17feb92mon

I dreamt that I was in a hospital, maybe three wards, laid out in a line like the rooms of a house trailer, five beds on each side of a center aisle, a door at each end of the aisle leading to the next ward. The wards, though neat and clean, were dark and gloomy, lit by little local spotlights, like the old high-intensity reading lamps that were popular in my youth. My bed was in the corner to the right of the door as one came into the ward. Next to me was Norma's bed, and beyond her's, that of a young boy, perhaps ten years of age. I had been operated on, something in the manner of my two stomach operations, but this was the mental ward, and they had done some clearing of my memory, about which I had become resigned, but the involuntary nature of which still rankled. I was nearly "recovered", and was walking around the hospital, up and down the aisle, through the doors and through the three wards. My bed was unlain in, sheets neat and flat as a board. Next to it, Norma was in bad shape. In the dream, what I describe now did not seem so grotesque, for the wards were filled with people in various stages of disassembly, tubes and wires coming out of them. Norma had been reduced to a small mass of brain cells, to be seen on a glass dish under a thick glass cover which resembled nothing other than an old fashioned covered glass butter dish. She was tubed and wired like the others, though with a more complex array of input and monitoring devices. She spoke through a speaker, lucidly and in her normal voice. Her conversation was about philosophical subjects and was somewhat disjointed, though I seemed used to its disjointedness. She, the young boy in the next bed and I conversed on and off as I passed by that end of the ward in my walk, and the youth and she continued the conversations as I turned and walked some more.

There was in her voice no outrage or self-pity at her disembodied condition, as I imagine there would have been in mine had I shared her fate.
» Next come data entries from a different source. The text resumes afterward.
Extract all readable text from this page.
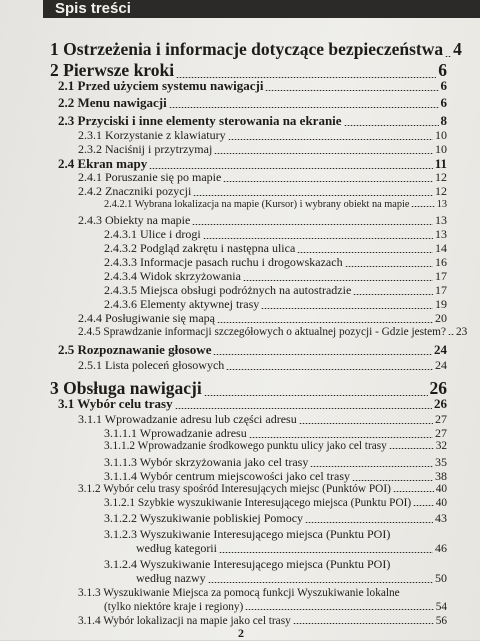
Spis treści
1 Ostrzeżenia i informacje dotyczące bezpieczeństwa 4
2 Pierwsze kroki	6
2.1 Przed użyciem systemu nawigacji	6
2.2 Menu nawigacji	6
2.3 Przyciski i inne elementy sterowania na ekranie	8
2.3.1 Korzystanie z klawiatury	10
2.3.2 Naciśnij i przytrzymaj	10
2.4 Ekran mapy	11
2.4.1 Poruszanie się po mapie	12
2.4.2 Znaczniki pozycji	12
2.4.2.1 Wybrana lokalizacja na mapie (Kursor) i wybrany obiekt na mapie	13
2.4.3 Obiekty na mapie	13
2.4.3.1 Ulice i drogi	13
2.4.3.2 Podgląd zakrętu i następna ulica	14
2.4.3.3 Informacje pasach ruchu i drogowskazach	16
2.4.3.4 Widok skrzyżowania	17
2.4.3.5 Miejsca obsługi podróżnych na autostradzie	17
2.4.3.6 Elementy aktywnej trasy	19
2.4.4 Posługiwanie się mapą	20
2.4.5 Sprawdzanie informacji szczegółowych o aktualnej pozycji - Gdzie jestem? 23
2.5 Rozpoznawanie głosowe	24
2.5.1 Lista poleceń głosowych	24
3 Obsługa nawigacji	26
3.1 Wybór celu trasy	26
3.1.1 Wprowadzanie adresu lub części adresu	27
3.1.1.1 Wprowadzanie adresu	27
3.1.1.2 Wprowadzanie środkowego punktu ulicy jako cel trasy	32
3.1.1.3 Wybór skrzyżowania jako cel trasy	35
3.1.1.4 Wybór centrum miejscowości jako cel trasy	38
3.1.2 Wybór celu trasy spośród Interesujących miejsc (Punktów POI)	40
3.1.2.1 Szybkie wyszukiwanie Interesującego miejsca (Punktu POI) 40
3.1.2.2 Wyszukiwanie pobliskiej Pomocy	43
3.1.2.3 Wyszukiwanie Interesującego miejsca (Punktu POI)
według kategorii	46
3.1.2.4 Wyszukiwanie Interesującego miejsca (Punktu POI)
według nazwy	50
3.1.3 Wyszukiwanie Miejsca za pomocą funkcji Wyszukiwanie lokalne
(tylko niektóre kraje i regiony)	54
3.1.4 Wybór lokalizacji na mapie jako cel trasy	56
2
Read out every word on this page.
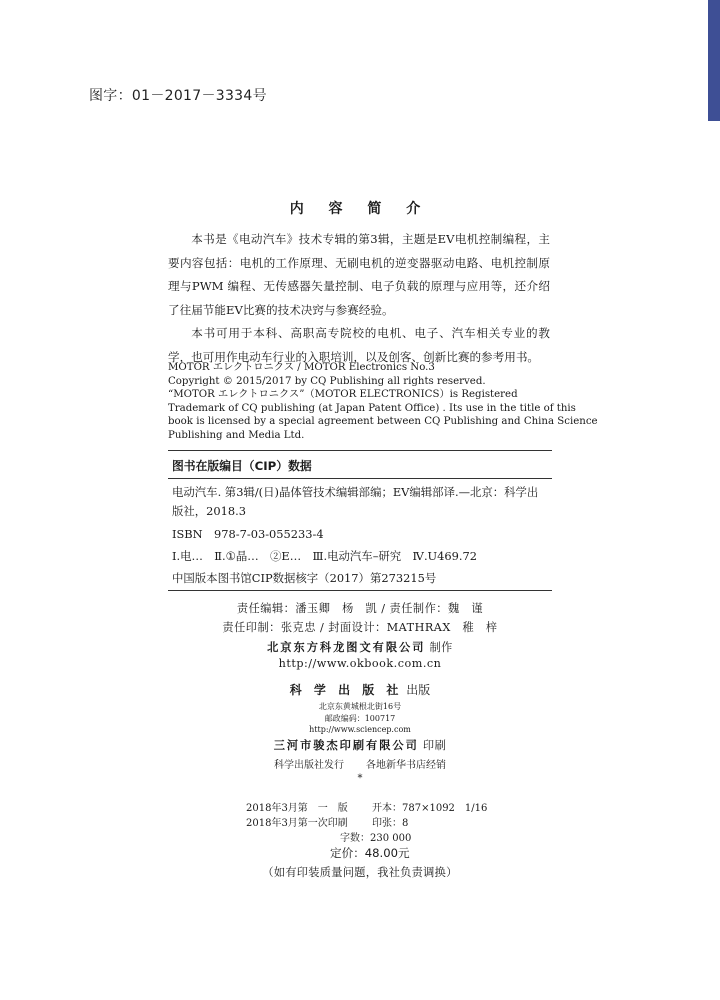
图字：01－2017－3334号
内 容 简 介

本书是《电动汽车》技术专辑的第3辑，主题是EV电机控制编程，主要内容包括：电机的工作原理、无刷电机的逆变器驱动电路、电机控制原理与PWM 编程、无传感器矢量控制、电子负载的原理与应用等，还介绍了往届节能EV比赛的技术决窍与参赛经验。

本书可用于本科、高职高专院校的电机、电子、汽车相关专业的教学，也可用作电动车行业的入职培训，以及创客、创新比赛的参考用书。

MOTOR エレクトロニクス / MOTOR Electronics No.3
Copyright © 2015/2017 by CQ Publishing all rights reserved.
“MOTOR エレクトロニクス”（MOTOR ELECTRONICS）is Registered
Trademark of CQ publishing (at Japan Patent Office) . Its use in the title of this
book is licensed by a special agreement between CQ Publishing and China Science
Publishing and Media Ltd.
图书在版编目（CIP）数据
电动汽车. 第3辑/(日)晶体管技术编辑部编；EV编辑部译.—北京：科学出
版社，2018.3
ISBN　978-7-03-055233-4
Ⅰ.电…　Ⅱ.①晶…　②E…　Ⅲ.电动汽车–研究　Ⅳ.U469.72
中国版本图书馆CIP数据核字（2017）第273215号
责任编辑：潘玉卿　杨　凯 / 责任制作：魏　谨
责任印制：张克忠 / 封面设计：MATHRAX　稚　梓
北京东方科龙图文有限公司 制作
http://www.okbook.com.cn
科 学 出 版 社 出版
北京东黄城根北街16号
邮政编码：100717
http://www.sciencep.com
三河市骏杰印刷有限公司 印刷
科学出版社发行 各地新华书店经销
*
2018年3月第　一　版 开本：787×1092　1/16
2018年3月第一次印刷 印张：8
字数：230 000
定价：48.00元
（如有印装质量问题，我社负责调换）
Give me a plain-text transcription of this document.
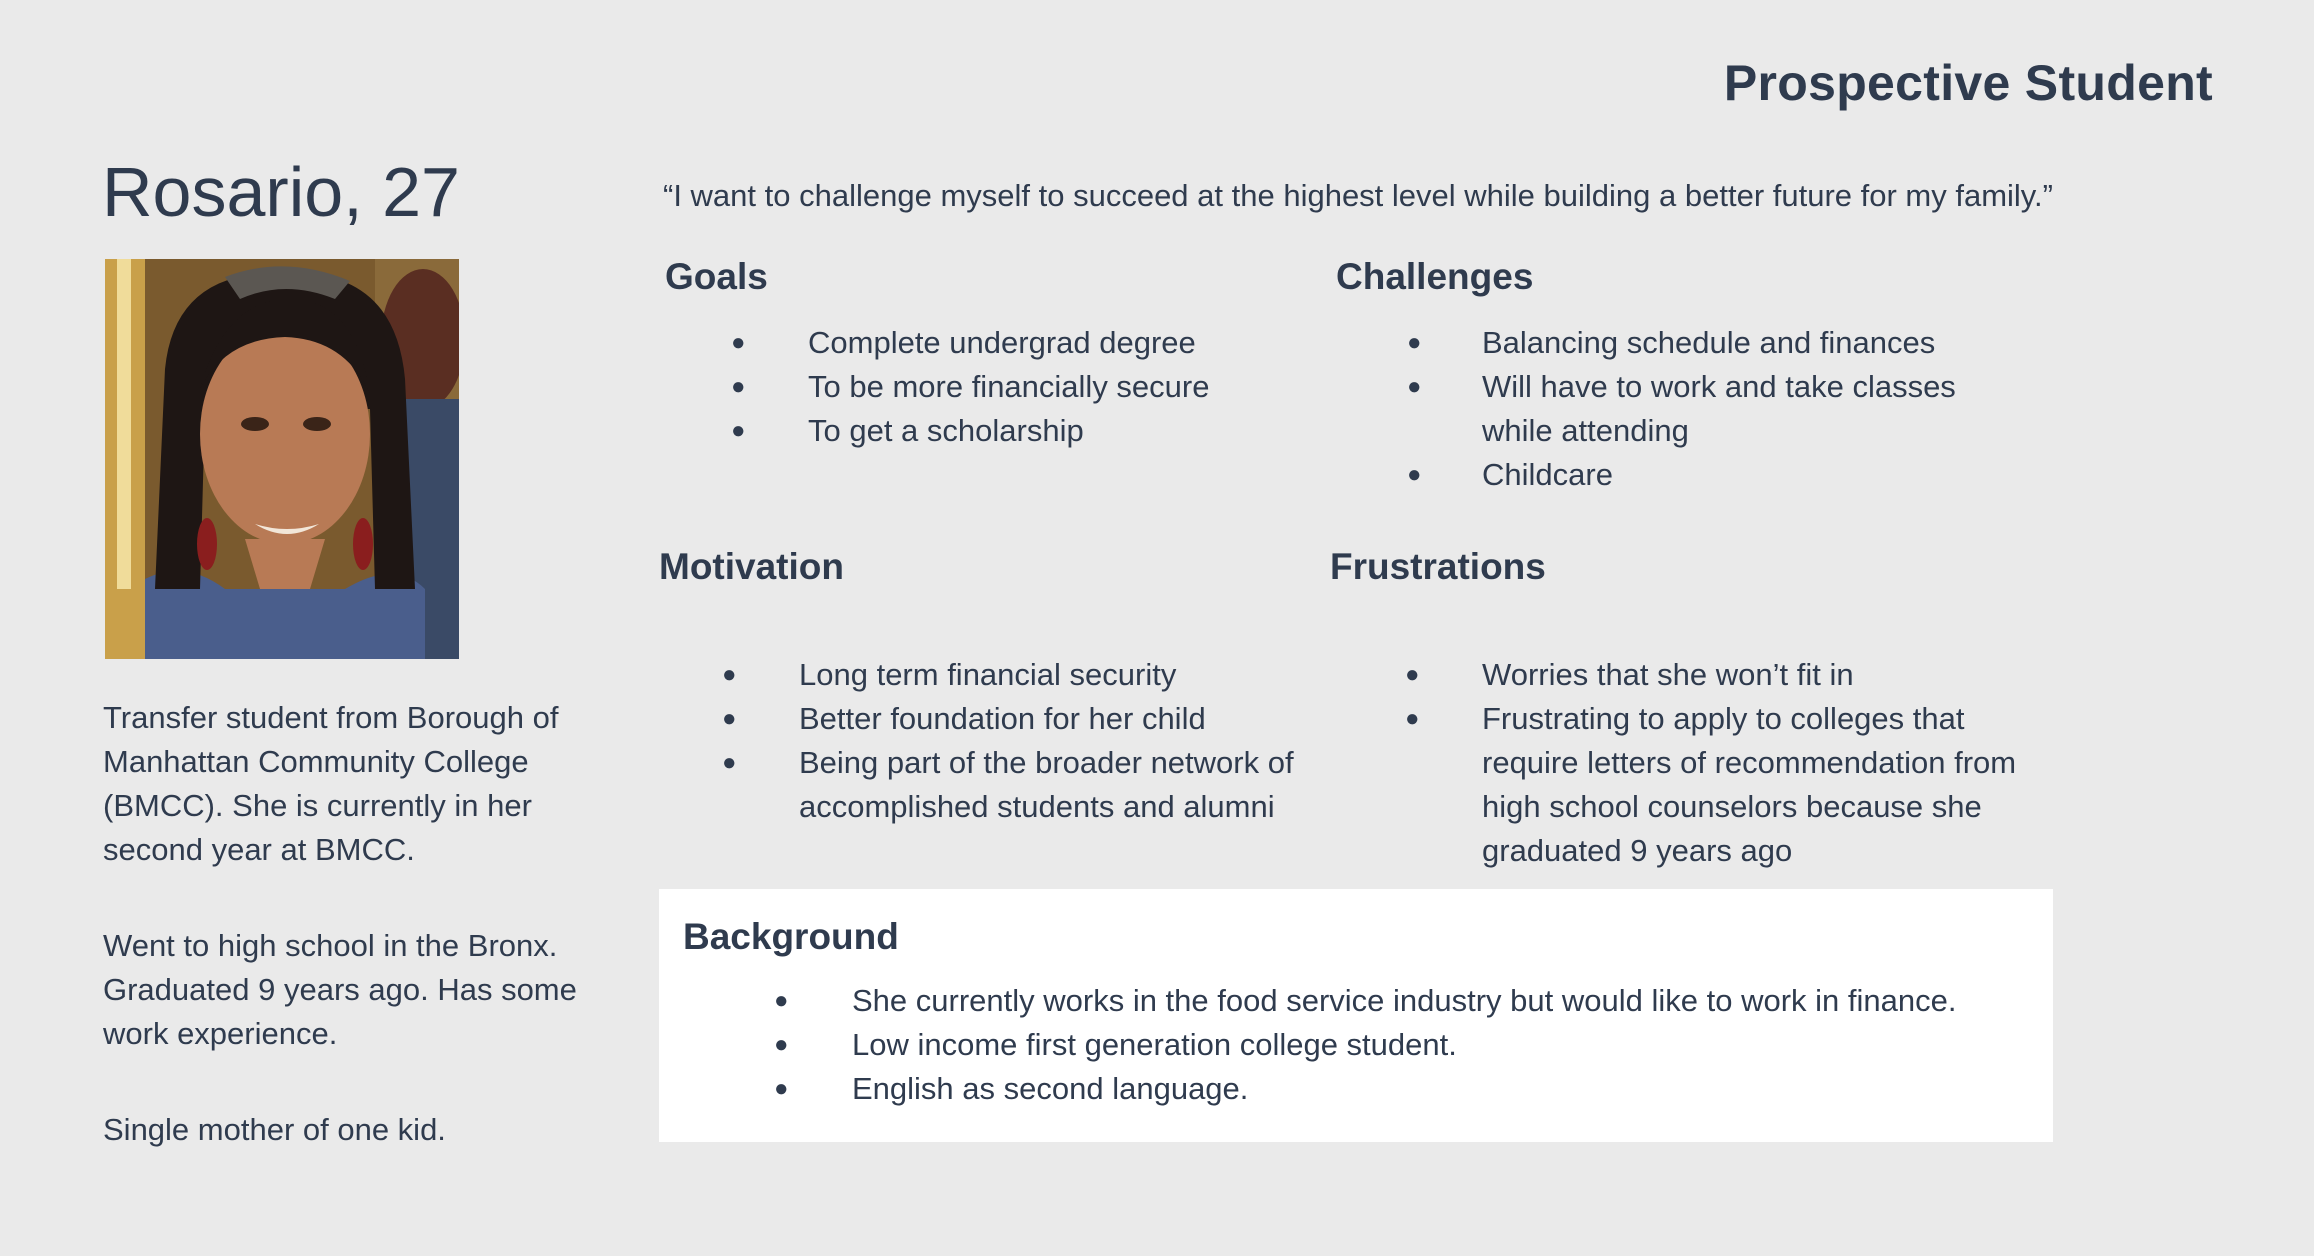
Prospective Student
Rosario, 27

Transfer student from Borough of Manhattan Community College (BMCC). She is currently in her second year at BMCC.

Went to high school in the Bronx. Graduated 9 years ago. Has some work experience.

Single mother of one kid.

“I want to challenge myself to succeed at the highest level while building a better future for my family.”
Goals
● Complete undergrad degree
● To be more financially secure
● To get a scholarship
Challenges
● Balancing schedule and finances
● Will have to work and take classes while attending
● Childcare
Motivation
● Long term financial security
● Better foundation for her child
● Being part of the broader network of accomplished students and alumni
Frustrations
● Worries that she won’t fit in
● Frustrating to apply to colleges that require letters of recommendation from high school counselors because she graduated 9 years ago
Background
● She currently works in the food service industry but would like to work in finance.
● Low income first generation college student.
● English as second language.
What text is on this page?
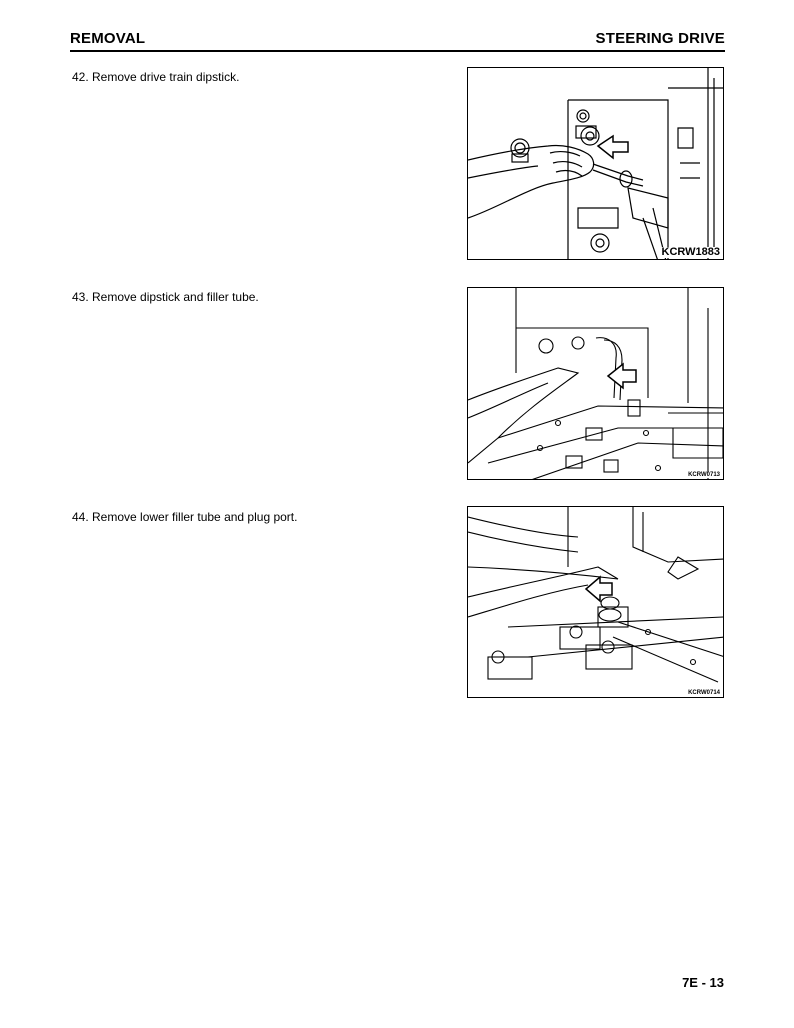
REMOVAL	STEERING DRIVE
42. Remove drive train dipstick.
KCRW1883
43. Remove dipstick and filler tube.
KCRW0713
44. Remove lower filler tube and plug port.
KCRW0714
7E - 13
In fact I remember self satisfaction and even a touch of defiance, as though she had finally gone through insanity (it WAS the mental ward, and we were all in here to be "cured" in one way or another), I say had gone through insanity and come out the other side free of the body with which she was so dissatisfied; a pure mentality.

Then my day came, and I was released. I passed through the door next to my bed and out of the wards. The next room, too was lined up with the rest, house trailer fashion, a door at each end. It was long and narrow, a sort of pub/lunch counter, with the bar running longways down the room, the patrons crowded between the bar and the wall, and some of them on quite friendly terms with the cook/bartender, standing with him on his side of the bar, which was more spacious than the customer's side on which I stood. All present knew each other well and seemed quite merry. As I stood against the wall, before I even had a chance to order, they struck up a dance. Space was limited, so it took the form of an odd mixture of morris-dancing and the pogo dancing of early seventies punks. After a couple of steps, the long, thin fellow next to me invited me to join in by giving a friendly backhand slap on the chest. Being no dancer, I declined, and feeling that this was the time to avail myself of my full freedom, I stepped through the final door and out into the cold. It was cold, with a little snow on the ground! I decided to go back for my coat, which I had left in the ward next to my bed. In the ward my bed was still made up and empty, but my coat was not there. And in the bed where Norma (such as remained of her) had been, lay the young boy. I asked him where she was. He said "She's gone." I said "What do you mean?" He said "It happened last night. She went bad, and they had to work on her some more." I felt lightheaded, and put my hand up to my head. I said "They cleared my memory somewhat. I don't know. What does it mean? Is she dead?"

On the boy's face was some compassion for my growing and obviously heartfelt anxiety, but in his voice was the awe of youth as he said "They had to cut her something fierce. There wasn't much left."

"Is she dead?" I asked insistently. He said nothing this time, just looked off at the wall across the ward. "I loved her!" I cried out, and awoke in my own room on 28th Avenue, cold, with tears on my face.